But Cabarreux did not look at the laurel: he did not know what she said. He stood immovable before her, his sultry eyes lazily reading her face. There was deep quiet in the little valley, except when a fish leaped in the water beside them or the call of a mocking-bird rang through the woods. They had never before, as it happened, been quite alone together. Now this great silence and solitude shut them in.

He stood erect at last with a long breath. "There is somethin' I've wished to say to you for a long time," he began in his leisurely drawl.

She stood up pale and fluttering. If she were the man! If she could speak! She would compel love, she would force confession by sheer strength of words. But Cabarreux stood deferential, indolent. "I must go home: it is late," she said, hurrying across the field.

"One moment, Miss Isabel. This will be my home," stopping by the porch of the little house. "If you would only look at it or walk through it once—just once! It will be something for me to remember—when you are gone."

When she was gone? This was the last time. She went hesitatingly up on to the porch, and stood in the empty room by the bare hearth, Cabarreux beside her. Once or twice he tried to speak, but the words died on his lips: when he gave her his hand as she went down the steps his fingers were icy cold and trembled. Perhaps she guessed the pain that the man felt at the time, and was quite willing that he should feel it. She said coolly as they walked through the woods to the road, "It's quite a pretty little house, and this is very good soil indeed. I shall think of you as very comfortable here, Mr. Cabarreux, when I am in the North."

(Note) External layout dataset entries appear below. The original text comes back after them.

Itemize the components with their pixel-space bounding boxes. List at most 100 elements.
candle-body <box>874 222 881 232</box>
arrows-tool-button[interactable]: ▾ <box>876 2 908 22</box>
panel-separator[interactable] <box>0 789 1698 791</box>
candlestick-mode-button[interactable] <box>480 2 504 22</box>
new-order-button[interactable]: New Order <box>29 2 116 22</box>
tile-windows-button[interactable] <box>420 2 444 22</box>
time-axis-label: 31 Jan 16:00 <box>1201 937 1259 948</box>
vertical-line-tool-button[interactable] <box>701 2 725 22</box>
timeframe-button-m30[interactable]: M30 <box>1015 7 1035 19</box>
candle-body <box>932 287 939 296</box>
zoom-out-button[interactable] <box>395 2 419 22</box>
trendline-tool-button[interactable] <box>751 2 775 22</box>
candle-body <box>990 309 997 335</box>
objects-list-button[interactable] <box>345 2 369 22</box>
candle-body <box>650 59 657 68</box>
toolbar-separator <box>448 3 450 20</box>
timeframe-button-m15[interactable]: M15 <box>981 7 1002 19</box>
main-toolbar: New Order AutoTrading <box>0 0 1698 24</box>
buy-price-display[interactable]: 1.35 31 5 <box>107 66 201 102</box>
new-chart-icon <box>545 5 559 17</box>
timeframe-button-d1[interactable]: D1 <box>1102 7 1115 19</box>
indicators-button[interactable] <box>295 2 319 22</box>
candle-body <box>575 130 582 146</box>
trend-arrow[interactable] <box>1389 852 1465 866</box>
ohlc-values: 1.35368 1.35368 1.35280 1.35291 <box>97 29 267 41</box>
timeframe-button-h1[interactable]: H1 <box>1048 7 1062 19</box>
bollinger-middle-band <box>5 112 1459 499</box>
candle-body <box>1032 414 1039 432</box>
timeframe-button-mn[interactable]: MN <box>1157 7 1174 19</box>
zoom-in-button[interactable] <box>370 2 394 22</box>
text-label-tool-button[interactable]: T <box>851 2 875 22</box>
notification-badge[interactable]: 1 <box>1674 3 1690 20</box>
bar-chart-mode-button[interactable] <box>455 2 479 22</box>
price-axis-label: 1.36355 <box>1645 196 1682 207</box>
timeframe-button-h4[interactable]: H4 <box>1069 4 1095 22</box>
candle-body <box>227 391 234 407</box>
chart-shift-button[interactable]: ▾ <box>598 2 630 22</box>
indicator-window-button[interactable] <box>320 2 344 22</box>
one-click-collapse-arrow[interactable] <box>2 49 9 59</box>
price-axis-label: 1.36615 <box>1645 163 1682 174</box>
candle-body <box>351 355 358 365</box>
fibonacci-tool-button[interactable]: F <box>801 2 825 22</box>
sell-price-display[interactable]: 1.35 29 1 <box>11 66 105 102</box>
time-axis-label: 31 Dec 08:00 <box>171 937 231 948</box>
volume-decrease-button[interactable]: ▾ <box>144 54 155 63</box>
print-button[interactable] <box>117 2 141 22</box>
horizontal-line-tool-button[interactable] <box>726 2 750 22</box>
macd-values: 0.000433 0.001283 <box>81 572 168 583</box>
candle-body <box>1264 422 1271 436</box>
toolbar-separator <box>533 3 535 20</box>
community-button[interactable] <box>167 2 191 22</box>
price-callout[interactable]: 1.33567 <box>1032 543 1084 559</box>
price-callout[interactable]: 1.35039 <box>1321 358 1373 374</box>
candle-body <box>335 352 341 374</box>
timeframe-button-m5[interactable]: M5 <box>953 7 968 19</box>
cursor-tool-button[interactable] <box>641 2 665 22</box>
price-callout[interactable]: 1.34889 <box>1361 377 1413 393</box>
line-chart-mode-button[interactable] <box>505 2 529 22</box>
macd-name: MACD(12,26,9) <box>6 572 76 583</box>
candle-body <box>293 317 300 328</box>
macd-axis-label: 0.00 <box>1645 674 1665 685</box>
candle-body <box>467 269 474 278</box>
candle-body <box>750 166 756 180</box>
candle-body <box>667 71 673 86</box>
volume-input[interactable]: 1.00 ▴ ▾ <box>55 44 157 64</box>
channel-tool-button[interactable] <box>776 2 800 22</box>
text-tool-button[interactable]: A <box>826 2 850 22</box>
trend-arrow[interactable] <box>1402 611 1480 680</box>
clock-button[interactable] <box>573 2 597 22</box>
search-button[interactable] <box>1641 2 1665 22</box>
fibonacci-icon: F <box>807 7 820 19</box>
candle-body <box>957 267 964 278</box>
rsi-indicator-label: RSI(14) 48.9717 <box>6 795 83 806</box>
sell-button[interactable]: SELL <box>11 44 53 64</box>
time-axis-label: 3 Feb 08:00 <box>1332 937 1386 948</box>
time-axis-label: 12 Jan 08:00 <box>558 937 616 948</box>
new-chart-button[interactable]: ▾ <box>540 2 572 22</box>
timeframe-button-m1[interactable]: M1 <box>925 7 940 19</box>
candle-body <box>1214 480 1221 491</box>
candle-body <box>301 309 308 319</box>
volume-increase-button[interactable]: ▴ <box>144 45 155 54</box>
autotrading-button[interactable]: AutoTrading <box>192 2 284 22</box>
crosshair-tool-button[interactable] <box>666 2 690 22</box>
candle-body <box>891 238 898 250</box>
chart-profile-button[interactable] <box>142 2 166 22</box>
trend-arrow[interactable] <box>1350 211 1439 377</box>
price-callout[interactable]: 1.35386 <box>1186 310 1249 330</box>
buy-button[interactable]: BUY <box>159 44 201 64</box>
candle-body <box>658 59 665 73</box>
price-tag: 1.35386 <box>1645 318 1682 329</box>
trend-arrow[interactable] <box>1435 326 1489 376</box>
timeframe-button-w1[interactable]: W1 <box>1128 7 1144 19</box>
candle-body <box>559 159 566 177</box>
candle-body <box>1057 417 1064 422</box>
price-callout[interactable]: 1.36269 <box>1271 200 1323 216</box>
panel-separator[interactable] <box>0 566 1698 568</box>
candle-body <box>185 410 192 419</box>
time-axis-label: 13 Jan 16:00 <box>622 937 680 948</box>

"When you are in the North? Great God! do you know what you are sayin'? Stay! you shall hear me! It's a poor hovel—I know how wretched it looks in your Northern eyes—but as I lay there this morning I was plannin'—plannin' how to make a palace of it for you—for you. Why, I'd work like a slave—"

He stopped short. Dave Cabarreux had never done an honest stroke of work in his life. Nothing but planning. He remembered that in this imminent moment, and laughed. "Miss Isabel, I've been a good-for-nothing dog: that's the truth. Everybody knows it: you know it. But there's a woman that I love who could put a new soul into my body. If she would."

They had halted by the fence now, and Isabel's hand was on the mossy rail. He put his own over it. "If she would? Isabel, do you care for me—at all?"

She looked up at the dark face full of tenderness and power. It seemed as if the gods were coming very close to her indeed. "Yes, I care for you," she said gently. "But I must go home—I must have time—I will not hear more to-day."

But she waited to hear more. He only stooped and reverently kissed her lips without a word. His brain reeled as it had done when he was going into battle in the Wilderness. He had never worked, but he would—to win her! He had not borne himself so badly in that other fight.